Não somente a externa, mas a necessidade da eterna busca
pela sobrevivência e expansão torna essencial ao gestor
olhar para dentro de sua organização e ver o que pode
ser feito para atingir seus resultados.
Por
isso as pessoas são tão importantes nestes processos
de desenvolvimento.
E assim,
ao invés de se perguntar “como posso aplicar este ou
aquele conceito em minha empresa?”, deve, sim, procurar e
encontrar formas de garantir a sobrevivência e expansão,
podendo até usar o novo conhecimento adquirido.
É
a capacidade de questionamento quem acende a necessidade da informação,
buscando na solução dos problemas os fatores de competitividade,
não só através especificação
clara dos resultados desejados, mas também da definição
das diretrizes corretas e da alocação dos recursos
com a máxima responsabilidade.
Fazendo
o uso correto da informação as organizações
se adaptarão aos impactos das transformações
exigidas pela dinâmica do mundo globalizado, cujo cenário
apresenta a necessidade das pessoas e organizações
se adequarem aos novos paradigmas para que permaneçam no
mercado.
Não
é apenas mudar simplesmente, mas mudar com critérios
estabelecidos em linhas de pensamento. Não é tentar
encontrar ou criar fórmulas, mas entender os ambientes de
tarefa envolvidos e promover as inovações importantes.
Mudar
observando a cultura e a importância da gestão estratégica
sobre as pessoas dentro de cada contexto. Mudar, observando os objetivos
de desempenho estratégico. Mudar observando o grau de motivação
e comprometimento dos grupos. Mudar observando e renovando valores,
reafirmando os mais importantes e alterando os necessários.
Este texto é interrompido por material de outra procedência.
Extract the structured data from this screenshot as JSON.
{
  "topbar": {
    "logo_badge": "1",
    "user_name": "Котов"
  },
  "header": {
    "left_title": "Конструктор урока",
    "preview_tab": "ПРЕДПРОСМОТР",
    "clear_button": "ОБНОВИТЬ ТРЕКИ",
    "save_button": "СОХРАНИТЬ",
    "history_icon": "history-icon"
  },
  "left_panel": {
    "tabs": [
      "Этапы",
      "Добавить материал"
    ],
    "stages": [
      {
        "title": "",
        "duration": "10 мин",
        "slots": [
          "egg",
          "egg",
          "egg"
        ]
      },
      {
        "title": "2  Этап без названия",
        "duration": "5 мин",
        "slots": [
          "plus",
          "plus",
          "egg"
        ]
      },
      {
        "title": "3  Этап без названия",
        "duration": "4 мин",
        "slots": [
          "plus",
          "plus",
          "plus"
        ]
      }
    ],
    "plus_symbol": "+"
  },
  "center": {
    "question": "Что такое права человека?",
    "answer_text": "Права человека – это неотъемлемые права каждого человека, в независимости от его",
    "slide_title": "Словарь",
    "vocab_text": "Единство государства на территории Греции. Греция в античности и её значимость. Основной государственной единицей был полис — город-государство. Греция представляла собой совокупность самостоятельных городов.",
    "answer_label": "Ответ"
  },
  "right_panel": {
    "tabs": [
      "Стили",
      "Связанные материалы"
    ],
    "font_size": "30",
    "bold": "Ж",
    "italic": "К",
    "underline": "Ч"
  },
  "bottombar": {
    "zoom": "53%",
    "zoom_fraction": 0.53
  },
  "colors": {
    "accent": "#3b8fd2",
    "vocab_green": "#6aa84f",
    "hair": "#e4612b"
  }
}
Mudar, sim. Mas, com uma referência competitiva.
Os
principais gestores de cada grupo devem ter em mente a importância
das perguntas e das resistências não reacionárias,
mas as formadoras de opinião.
A
mudança, se for necessária, deve buscar obter o completo
alinhamento dos objetivos estratégicos, da missão
da empresa e as necessidades de seus grupos de stakeholders.
Tudo
isso para quando a mudança for efetuada, possuir força
suficiente para estabelecer uma competência, nova ou reformulada,
mas que pode se transformar em essencial para o desempenho estratégico.
A principal
mudança deve ser para uma nova atitude, que precisa ser criada
nestes cenários de competitividade crescente: a capacidade
de questionar sobre os resultados esperados e os encontrados. Pois
a alteração de cada um pode oferecer soluções
criativas e mobilizar novos recursos para encontrar sinergia, e
isso envolve diretamente as pessoas e suas competências.
É
a criação de referências que possibilita a observação,
e ação, não só da necessidade de mudança,
como da intensidade desta para transformar em melhoria o passado
e a história.
Portanto,
a busca pelo desenvolvimento passa por pensar e fazer pensar com
parâmetros definidos, não na adaptação
pura de teorias, criando sofismas, mas na correta solução
das lacunas para a sobrevivência e expansão.
Isto
atribui importância vital ao conhecimento. Não só
a sua obtenção, mas o seu uso crítico, observando
a importância de sua contribuição para desenvolver
a eficácia necessária.
E
hoje, neste insano processo de mudança corrente, aquele que
erra ao obter ou usar o conhecimento, sem critérios, sem
críticas, sem questionamentos, corre o risco de estar na
caverna, dita por Sócrates em sua alegoria, seja como prisioneiro
de sua ignorância ou como o liberto, tido como mentecapto,
ao anunciar a boa nova aos demais.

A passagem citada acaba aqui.